Sean, 23, "The Gen Z smoking culture is interesting, to say the least. Our generation is smoking, but it is a social activity and not just smoking a cigarette while driving your car or watching TV in your living room. There's almost an etiquette for it to be acceptable like bars, social events, making it a casual thing, and by all means, don't make people think you're addicted." [Editor's note: As of 2022, smoking in bars is outlawed in 45 states.]

Is it possible to compartmentalize smoking in that way?
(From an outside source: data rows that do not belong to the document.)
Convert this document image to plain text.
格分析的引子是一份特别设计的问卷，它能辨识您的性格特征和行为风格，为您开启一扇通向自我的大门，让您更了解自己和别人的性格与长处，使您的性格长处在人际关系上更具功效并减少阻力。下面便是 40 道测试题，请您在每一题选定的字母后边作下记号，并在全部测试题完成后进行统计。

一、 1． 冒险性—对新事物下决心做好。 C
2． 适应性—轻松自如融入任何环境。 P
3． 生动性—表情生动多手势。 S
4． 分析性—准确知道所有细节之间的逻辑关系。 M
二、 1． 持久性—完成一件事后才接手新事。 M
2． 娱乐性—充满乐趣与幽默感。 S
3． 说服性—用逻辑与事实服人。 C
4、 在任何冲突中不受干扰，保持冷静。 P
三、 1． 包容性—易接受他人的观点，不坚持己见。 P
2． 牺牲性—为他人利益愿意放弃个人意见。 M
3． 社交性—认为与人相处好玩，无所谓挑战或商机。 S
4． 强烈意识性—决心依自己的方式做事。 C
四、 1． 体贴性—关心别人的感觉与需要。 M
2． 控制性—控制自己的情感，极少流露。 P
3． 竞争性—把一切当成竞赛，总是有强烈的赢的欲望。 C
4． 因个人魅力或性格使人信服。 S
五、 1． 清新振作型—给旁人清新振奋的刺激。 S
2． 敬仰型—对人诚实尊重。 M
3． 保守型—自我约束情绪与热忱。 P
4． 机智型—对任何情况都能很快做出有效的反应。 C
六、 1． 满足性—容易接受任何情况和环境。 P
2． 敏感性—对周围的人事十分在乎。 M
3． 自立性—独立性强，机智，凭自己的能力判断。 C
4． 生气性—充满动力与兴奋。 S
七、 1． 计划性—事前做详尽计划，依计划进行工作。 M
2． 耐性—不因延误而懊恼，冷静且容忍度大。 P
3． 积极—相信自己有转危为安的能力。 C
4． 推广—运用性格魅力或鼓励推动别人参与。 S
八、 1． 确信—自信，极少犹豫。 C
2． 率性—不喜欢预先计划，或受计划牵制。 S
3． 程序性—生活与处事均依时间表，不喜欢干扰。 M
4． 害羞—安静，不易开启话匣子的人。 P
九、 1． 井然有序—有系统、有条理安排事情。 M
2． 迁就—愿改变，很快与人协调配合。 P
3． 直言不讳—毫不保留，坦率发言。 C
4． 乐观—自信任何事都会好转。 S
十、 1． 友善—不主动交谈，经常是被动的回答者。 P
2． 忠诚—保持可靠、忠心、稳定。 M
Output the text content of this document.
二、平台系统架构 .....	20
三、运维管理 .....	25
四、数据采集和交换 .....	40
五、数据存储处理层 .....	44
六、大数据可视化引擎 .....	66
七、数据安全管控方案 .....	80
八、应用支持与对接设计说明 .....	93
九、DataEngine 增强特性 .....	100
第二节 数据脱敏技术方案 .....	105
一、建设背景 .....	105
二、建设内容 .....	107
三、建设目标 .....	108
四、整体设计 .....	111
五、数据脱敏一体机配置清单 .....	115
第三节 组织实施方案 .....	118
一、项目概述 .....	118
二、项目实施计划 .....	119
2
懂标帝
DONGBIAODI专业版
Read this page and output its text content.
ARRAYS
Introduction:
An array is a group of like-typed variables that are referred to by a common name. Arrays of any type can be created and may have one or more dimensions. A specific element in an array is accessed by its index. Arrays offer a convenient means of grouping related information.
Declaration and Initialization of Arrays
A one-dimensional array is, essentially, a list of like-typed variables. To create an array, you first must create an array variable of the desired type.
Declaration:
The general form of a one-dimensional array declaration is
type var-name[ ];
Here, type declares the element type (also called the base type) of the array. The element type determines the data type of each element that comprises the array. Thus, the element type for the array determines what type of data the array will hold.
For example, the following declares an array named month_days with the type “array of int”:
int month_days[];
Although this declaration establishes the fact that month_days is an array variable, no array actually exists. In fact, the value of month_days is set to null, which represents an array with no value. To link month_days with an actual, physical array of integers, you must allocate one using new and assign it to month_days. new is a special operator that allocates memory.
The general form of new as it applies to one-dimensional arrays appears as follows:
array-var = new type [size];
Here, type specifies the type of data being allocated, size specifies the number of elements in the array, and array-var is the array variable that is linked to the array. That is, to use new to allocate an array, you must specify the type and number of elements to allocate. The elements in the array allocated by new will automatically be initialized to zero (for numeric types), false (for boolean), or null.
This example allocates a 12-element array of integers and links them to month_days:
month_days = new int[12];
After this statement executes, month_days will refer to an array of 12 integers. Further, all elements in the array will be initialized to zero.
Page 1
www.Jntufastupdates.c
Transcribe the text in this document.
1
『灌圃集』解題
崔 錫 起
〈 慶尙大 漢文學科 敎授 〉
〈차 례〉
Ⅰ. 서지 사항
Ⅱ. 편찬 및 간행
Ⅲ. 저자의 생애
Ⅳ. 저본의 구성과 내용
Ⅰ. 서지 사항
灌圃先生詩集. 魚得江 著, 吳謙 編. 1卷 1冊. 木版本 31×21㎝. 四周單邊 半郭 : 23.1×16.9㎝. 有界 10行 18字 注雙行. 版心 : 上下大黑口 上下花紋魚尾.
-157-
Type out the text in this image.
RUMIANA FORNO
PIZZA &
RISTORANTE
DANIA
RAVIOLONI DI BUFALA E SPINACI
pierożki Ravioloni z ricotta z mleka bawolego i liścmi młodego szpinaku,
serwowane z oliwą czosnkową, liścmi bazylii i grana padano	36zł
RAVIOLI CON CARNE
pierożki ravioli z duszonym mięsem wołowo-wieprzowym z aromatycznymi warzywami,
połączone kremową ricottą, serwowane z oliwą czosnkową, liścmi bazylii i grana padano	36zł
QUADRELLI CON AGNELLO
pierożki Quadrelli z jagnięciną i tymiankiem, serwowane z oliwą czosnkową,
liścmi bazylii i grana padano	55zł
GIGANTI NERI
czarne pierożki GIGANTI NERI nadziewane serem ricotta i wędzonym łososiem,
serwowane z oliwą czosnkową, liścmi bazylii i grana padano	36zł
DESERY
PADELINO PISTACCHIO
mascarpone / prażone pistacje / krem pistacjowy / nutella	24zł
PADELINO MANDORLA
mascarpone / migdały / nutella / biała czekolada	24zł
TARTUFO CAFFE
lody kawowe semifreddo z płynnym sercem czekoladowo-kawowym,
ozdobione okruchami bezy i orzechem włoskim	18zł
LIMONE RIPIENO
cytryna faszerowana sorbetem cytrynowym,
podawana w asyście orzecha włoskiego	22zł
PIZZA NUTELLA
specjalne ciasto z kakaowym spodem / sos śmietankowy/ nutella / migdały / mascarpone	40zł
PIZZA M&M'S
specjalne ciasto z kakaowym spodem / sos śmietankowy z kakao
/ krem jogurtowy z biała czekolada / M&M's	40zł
Nicotine is one of the most addictive substances available to the public — comparable to opioids and cocaine. I spoke with Dr. Jessia Pae, psychologist, to see if a “social smoker” is really any less addicted than an “always smoker.”

Dr. Pae’s response brings light to this complicated question. “Nicotine is addictive, and adolescents report that they like the buzz.  Not everyone who smokes has an addiction, so it is possible to be a social smoker.  However, people often do not recognize when they do have an addiction which makes it complicated.  Sometimes, people start as a social smoker and have a very difficult time quitting. This makes it hard to differentiate.”

Dr. Pae followed this response with what she has personally seen from this generation. “Clinically speaking, I am seeing a lot of Gen Zers use vape pens. They are discreet. There is also a perception that vaping is not as harmful as cigarettes, but I think there is not enough longitudinal data to show the long-term effects of using them. It is also difficult because many who vape tend to ‘hit them a lot’ until it’s all gone, which can be more addictive. People are also reporting that vaping and nicotine have also been used as a coping mechanism to help with anxiety management which is not a great long-term solution for anxiety.”

With every trend, it comes and goes, so smoking as an accessory and social activity will eventually fizzle out. This one may take some time because it's definitively more addictive than the microskirt. But for now, it's hot and will remain burning until Gen Z decides to bring back another trend; maybe it'll be the side part and infinity scarfs. Let's hope not.